AllergyNet Australia

The Case For Reductionist Medicine..or..Let’s Not Jumble The Message

Reductionist Medicine is based on a piecemeal scientific dissection of disease to determine the cause of symptoms and the treatment. Lots of people don’t like this approach. Why?

Even William Osler, one of the best physicians of the 19th Century, said “It’s more important to know what sort of patient has a disease than what sort of disease a patient has”.

But you know, it really is all about disease. Examples: you’ve got worsening abdominal pain – Reductionist Medicine diagnoses acute appendicitis. You have it removed, you don’t die, easy. Or, you have recurrent infections, chronic sinusitis, asthma, dermatitis, food allergy, hypertension, obesity and depression – Reductionist Medicine determines you have an immunodeficiency, you are allergic (atopic) with sensitivity to egg, house dust mite and cats, your airway disease and infected skin are triggered by both your immune and allergic problem, your hypertension is persistent, your obesity morbid, and your depression severe. You are managed with allergy treatment, immune treatment, drugs and referral to a dietitian for weight loss, you improve but are not cured. In both scenarios, a good doctor will talk to you, maybe not for long, but with empathy.

It’s NOT about normal health. If you are healthy, and you seek constant treatment while you remain healthy, then you are one of the “worried well”. It’s not hard to reduce (not eliminate) your risk of losing your health. You know, normal weight, reasonable exercise, no smoking, alcohol in moderation, varied diet, vaccinations, preventative assessments according to age and gender, and so on. There are very little other evidence-based interventions that are useful. In Australia, there are many good General Practitioners who can sort this out for you. We are a lucky country in that respect.

What is the alternative to Reductionist Medicine. Well, at its most banal, it’s called Holistic Medicine, at its most sophisticated, the term Systems Biology is used. A good summary is provided by a Harvard Group in PLOS medicine, presented as two articles called The Limits Of Reductionism In Medicine and The Clinical Applications Of A Systems Approach.

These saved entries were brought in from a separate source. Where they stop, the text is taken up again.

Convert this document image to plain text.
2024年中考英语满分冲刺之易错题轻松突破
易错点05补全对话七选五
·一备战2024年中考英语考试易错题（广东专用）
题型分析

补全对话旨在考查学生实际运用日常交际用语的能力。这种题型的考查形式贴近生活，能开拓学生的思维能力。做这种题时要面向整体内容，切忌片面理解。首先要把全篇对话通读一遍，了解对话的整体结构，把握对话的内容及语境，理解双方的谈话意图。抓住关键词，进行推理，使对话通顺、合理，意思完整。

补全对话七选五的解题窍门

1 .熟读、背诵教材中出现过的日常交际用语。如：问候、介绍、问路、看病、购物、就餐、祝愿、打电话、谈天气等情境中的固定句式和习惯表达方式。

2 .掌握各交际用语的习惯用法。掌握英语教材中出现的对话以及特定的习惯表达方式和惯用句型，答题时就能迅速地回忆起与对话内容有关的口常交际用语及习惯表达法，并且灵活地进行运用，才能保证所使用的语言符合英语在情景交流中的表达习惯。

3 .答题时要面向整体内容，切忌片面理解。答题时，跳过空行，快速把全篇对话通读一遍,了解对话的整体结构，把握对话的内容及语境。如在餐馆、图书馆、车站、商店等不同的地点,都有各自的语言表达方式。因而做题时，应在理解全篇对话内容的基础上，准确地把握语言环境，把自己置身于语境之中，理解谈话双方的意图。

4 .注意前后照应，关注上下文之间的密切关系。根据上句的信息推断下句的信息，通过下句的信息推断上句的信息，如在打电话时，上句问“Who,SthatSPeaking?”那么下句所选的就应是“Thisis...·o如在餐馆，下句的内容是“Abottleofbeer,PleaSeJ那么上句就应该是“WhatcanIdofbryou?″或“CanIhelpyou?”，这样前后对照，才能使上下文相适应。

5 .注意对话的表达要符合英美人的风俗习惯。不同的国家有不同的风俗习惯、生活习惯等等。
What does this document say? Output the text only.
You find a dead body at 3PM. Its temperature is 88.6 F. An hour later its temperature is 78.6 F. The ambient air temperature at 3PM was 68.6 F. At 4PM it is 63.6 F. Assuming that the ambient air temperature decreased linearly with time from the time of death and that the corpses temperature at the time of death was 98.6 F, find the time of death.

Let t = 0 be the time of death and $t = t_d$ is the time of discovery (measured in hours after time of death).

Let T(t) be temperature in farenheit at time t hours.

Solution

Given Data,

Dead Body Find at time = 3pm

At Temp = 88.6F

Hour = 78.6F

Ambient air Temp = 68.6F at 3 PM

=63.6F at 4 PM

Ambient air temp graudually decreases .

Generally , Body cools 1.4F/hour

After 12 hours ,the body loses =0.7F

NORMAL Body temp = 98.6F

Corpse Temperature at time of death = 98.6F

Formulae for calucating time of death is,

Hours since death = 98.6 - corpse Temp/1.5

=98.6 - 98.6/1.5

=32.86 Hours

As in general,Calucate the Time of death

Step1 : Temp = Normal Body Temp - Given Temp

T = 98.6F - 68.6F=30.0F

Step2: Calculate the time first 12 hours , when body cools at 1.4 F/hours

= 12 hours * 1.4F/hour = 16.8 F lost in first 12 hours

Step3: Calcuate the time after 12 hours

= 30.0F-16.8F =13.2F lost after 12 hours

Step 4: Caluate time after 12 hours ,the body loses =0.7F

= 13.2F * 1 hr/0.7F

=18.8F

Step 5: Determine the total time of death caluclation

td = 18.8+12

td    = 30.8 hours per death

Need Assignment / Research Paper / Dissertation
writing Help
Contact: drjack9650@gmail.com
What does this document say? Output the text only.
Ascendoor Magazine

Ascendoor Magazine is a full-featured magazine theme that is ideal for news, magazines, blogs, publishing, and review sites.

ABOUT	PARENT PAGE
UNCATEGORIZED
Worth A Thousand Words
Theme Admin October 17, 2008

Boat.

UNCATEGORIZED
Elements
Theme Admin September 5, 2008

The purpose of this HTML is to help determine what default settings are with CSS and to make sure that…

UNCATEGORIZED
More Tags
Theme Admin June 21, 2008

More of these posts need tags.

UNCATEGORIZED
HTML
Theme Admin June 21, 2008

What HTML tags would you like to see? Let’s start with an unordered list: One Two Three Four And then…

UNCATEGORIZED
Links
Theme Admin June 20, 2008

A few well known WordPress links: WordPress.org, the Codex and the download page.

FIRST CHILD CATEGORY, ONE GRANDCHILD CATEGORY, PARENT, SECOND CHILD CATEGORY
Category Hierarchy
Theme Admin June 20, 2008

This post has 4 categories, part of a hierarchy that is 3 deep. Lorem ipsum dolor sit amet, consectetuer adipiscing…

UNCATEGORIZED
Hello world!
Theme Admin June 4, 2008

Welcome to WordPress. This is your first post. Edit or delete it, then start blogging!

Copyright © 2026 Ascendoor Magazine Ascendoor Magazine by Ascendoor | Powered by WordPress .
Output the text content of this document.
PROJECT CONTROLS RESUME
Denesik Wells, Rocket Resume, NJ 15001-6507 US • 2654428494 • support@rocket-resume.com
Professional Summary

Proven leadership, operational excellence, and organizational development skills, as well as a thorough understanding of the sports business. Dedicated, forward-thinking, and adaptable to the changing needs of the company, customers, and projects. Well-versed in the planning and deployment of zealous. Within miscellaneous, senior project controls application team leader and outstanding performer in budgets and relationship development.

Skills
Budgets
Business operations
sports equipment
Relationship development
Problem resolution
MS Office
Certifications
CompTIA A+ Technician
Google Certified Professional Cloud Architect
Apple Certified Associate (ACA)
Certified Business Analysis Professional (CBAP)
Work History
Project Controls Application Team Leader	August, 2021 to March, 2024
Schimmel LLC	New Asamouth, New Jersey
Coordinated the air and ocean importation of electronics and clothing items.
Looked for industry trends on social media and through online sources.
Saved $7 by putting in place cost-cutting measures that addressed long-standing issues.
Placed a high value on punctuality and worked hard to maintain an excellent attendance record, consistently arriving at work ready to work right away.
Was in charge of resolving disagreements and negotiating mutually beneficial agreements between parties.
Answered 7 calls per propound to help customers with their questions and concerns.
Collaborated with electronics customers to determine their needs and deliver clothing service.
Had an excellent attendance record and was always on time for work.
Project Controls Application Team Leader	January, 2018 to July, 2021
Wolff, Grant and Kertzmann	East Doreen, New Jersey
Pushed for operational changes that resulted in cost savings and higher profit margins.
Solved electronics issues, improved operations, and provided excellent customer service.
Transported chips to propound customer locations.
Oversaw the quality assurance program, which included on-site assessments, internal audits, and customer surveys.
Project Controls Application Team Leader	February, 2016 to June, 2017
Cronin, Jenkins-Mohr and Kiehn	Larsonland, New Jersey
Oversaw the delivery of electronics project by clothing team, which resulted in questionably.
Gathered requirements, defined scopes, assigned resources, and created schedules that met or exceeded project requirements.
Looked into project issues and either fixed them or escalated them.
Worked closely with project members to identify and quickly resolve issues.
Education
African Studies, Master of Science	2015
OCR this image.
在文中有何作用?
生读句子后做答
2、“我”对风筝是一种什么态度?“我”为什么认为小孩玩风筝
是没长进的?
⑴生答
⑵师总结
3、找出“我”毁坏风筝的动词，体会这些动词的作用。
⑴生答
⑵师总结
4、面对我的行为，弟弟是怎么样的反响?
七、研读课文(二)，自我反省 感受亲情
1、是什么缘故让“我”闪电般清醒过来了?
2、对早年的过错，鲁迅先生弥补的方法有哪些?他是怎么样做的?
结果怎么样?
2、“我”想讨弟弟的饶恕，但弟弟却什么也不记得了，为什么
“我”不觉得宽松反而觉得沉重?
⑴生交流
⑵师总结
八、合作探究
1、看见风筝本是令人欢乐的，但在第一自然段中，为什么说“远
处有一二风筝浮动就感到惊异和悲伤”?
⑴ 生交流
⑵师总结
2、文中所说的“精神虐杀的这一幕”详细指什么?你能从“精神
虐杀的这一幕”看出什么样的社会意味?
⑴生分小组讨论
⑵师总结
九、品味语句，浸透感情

I have read these, and many other similar papers, carefully. I am not impressed by a ‘new’ terminology: pseudoscience at its best, mumbo-jumbo when bad. Here is one example from the PLOS papers: “Circadian rhythms are an example of oscillatory behaviour, and complex heart

Ahn AC et al, PLOS Medicine Open Access, July 2006. My comment? I feel that Systems Science is nothing without a Reductionist Approach

rate variability (an example of) chaotic behaviour”. Does this really add to the armamentarium of a skilled Reductionist doctor? No. And you can view a summary of their ideas in the diagram. The more I look at the diagram, the more I see it as an exercise in semantics.

What about psychiatry? Is this the bastion of Holistic Medicine? Not in my opinion. Even in psychoanalysis. There may be little scientific evidence for a lot of statements made, but the good psychobiologists are reductionist in approach. There is a wonderful book called Neurosis And Human Growth by Karen Horney. She was a terrific psychoanalyst. The book looks and feels holistic, nearly 400 pages of intense psychiatric analysis of the whole person. But you know, you can summarize her arguments on personality disorder on one page with a few circles and arrows. I suspect she did that before she wrote the book. It is Reductionism at its best. By the way, if you will allow a digression, my favourite quote from the book which I have mentioned elsewhere is from one of Horney’s patients: ‘If it were not for reality, I would be perfectly all right”

So, let’s get back to our opening statements. Reductionist Medicine often diagnoses and treats disease effectively while recognizing complex interactions in humans, and, when treating disease, will treat the whole person, but only as much as required. And William Osler’s quote?  His quote may have been accurate in an era without antibiotics, without effective treatment for gastric ulcers, without good blood pressure drugs, and so on. For 2011 I would paraphrase his quote as: “It is AS important to know what sort of patient has a disease AS what sort of disease a patient has”

Pieter Peach’s post on his blog makes some excellent points, tangential but still relevant to these concepts.

Incidentally, Osler also said: “What is the Student but a Lover courting a Fickle Mistress who ever eludes his Grasp”. Is this a Reductionist or Holistic statement? I’ll leave that to you.